We provide example data for a test run with three hashed samples of human PBMC cells, so that hashing deconvolution, GEX analysis and ADT analysis can be performed.
The raw test data comprises
- ADT FASTQ files
- GEX FASTQ files
All config files are ready to use in the testdata
subdirectory.
- HashingFile with hashtag barcodes
- featureReferenceFile with all ADT barcodes
As an alternative we provide the count data that is generated on the example data described above, to allow skipping the resource-intensive cellranger count and CITE-Seq steps. Note that the test run requires approximately 12 GB of memory to complete successfully.
To start a quick test run
- Clone the gExcite git repository and go into the new directory
gExcite_pipeline
that will be referred to as "the gExcite working directory" in this documentation.
git clone https://github.com/ETH-NEXUS/gExcite_pipeline.git ;
cd gExcite_pipeline
- Unpack the test data matrices by running the test data preparation bash script in the gExcite working directory.
sh prepare_quick_testrun.sh
The directories results
and fastqs
, containing the raw count matrices, are now available in the working directory.

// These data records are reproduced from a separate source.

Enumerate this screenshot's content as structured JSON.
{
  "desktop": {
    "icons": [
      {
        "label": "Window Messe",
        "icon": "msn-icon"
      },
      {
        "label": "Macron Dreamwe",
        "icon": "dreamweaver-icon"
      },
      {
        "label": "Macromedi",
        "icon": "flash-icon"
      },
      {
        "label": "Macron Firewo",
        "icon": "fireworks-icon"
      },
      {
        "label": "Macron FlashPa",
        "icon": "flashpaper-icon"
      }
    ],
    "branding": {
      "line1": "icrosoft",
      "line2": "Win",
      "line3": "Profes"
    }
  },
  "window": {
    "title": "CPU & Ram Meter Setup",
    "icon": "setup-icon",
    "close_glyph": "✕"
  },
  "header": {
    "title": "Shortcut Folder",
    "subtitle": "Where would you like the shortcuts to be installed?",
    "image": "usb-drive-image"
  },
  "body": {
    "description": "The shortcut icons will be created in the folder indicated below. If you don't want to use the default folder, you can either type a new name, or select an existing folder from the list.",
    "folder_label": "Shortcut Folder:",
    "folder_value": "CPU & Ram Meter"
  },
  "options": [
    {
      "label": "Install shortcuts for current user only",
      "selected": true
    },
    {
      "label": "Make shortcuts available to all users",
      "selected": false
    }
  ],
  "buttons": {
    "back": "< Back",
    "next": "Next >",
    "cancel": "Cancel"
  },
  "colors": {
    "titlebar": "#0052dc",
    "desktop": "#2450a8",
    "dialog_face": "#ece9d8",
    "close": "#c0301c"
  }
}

- Install Snakemake and mamba on your system
conda create -c bioconda -c conda-forge --name snakemake mamba snakemake ;
conda activate snakemake
- Do a dry-run to test the configuration
snakemake -s workflow/Snakefile --configfile config/config.yaml --use-conda --printshellcmds --dry-run --rerun-triggers mtime
NOTE: the parameter --rerun-triggers mtime
makes sure only changes to the input data trigger a rerun of the pipeline.
- Start the Snakemake workflow
snakemake -s workflow/Snakefile --configfile config/config.yaml --use-conda --printshellcmds --rerun-triggers mtime --cores 1
NOTE: if the pipeline should be run on a compute cluster using a job scheduling system (e.g. LSF, Slurm) the command needs to be adjusted accordingly. Please refer to the Snakemake documentation on cluster execution for platform-specific details.
To start a full test run that also includes the resource-intensive cellranger count and CITE-Seq steps:
- Clone the gExcite git repository and go into the new directory
gExcite_pipeline
that will be referred to as "the gExcite working directory" in this documentation.
git clone https://github.com/ETH-NEXUS/gExcite_pipeline.git ;
cd gExcite_pipeline
-
Download the FASTQ files archive and extract it with
unzip gexcite_testdata_fastqs.zip
-
Move the extracted directory (named "fastqs") into the gExcite working directory.
-
Install Snakemake and mamba on your system
conda create -c bioconda -c conda-forge --name snakemake mamba snakemake ;
conda activate snakemake
-
Install the Cellranger software. Follow the instructions on the 10xGenomics installation support page to install cellranger and to include the cellranger binary to your path. Download the cellranger references.
-
Insert the paths to the available cellranger software and reference directory into the config file
config/config.yaml
- In section [
resources
], [reference_transcriptome
] needs to point to the location of the genomic reference used for the cellranger mapping - In sections [
tools
][cellranger_count_gex
] and [tools
][cellranger_count_adt
]:
[call
] needs to point to the path to the cellranger installation
- In section [
-
Do a dry-run to test the configuration
snakemake -s workflow/Snakefile --configfile config/config.yaml --use-conda --printshellcmds --dry-run
- Start the Snakemake workflow
snakemake -s workflow/Snakefile --configfile config/config.yaml --use-conda --printshellcmds --cores 1
NOTE: if the pipeline should be run on a compute cluster using a job scheduling system (e.g. LSF, Slurm) the command needs to be adjusted accordingly. Please refer to the Snakemake documentation on cluster execution for platform-specific details.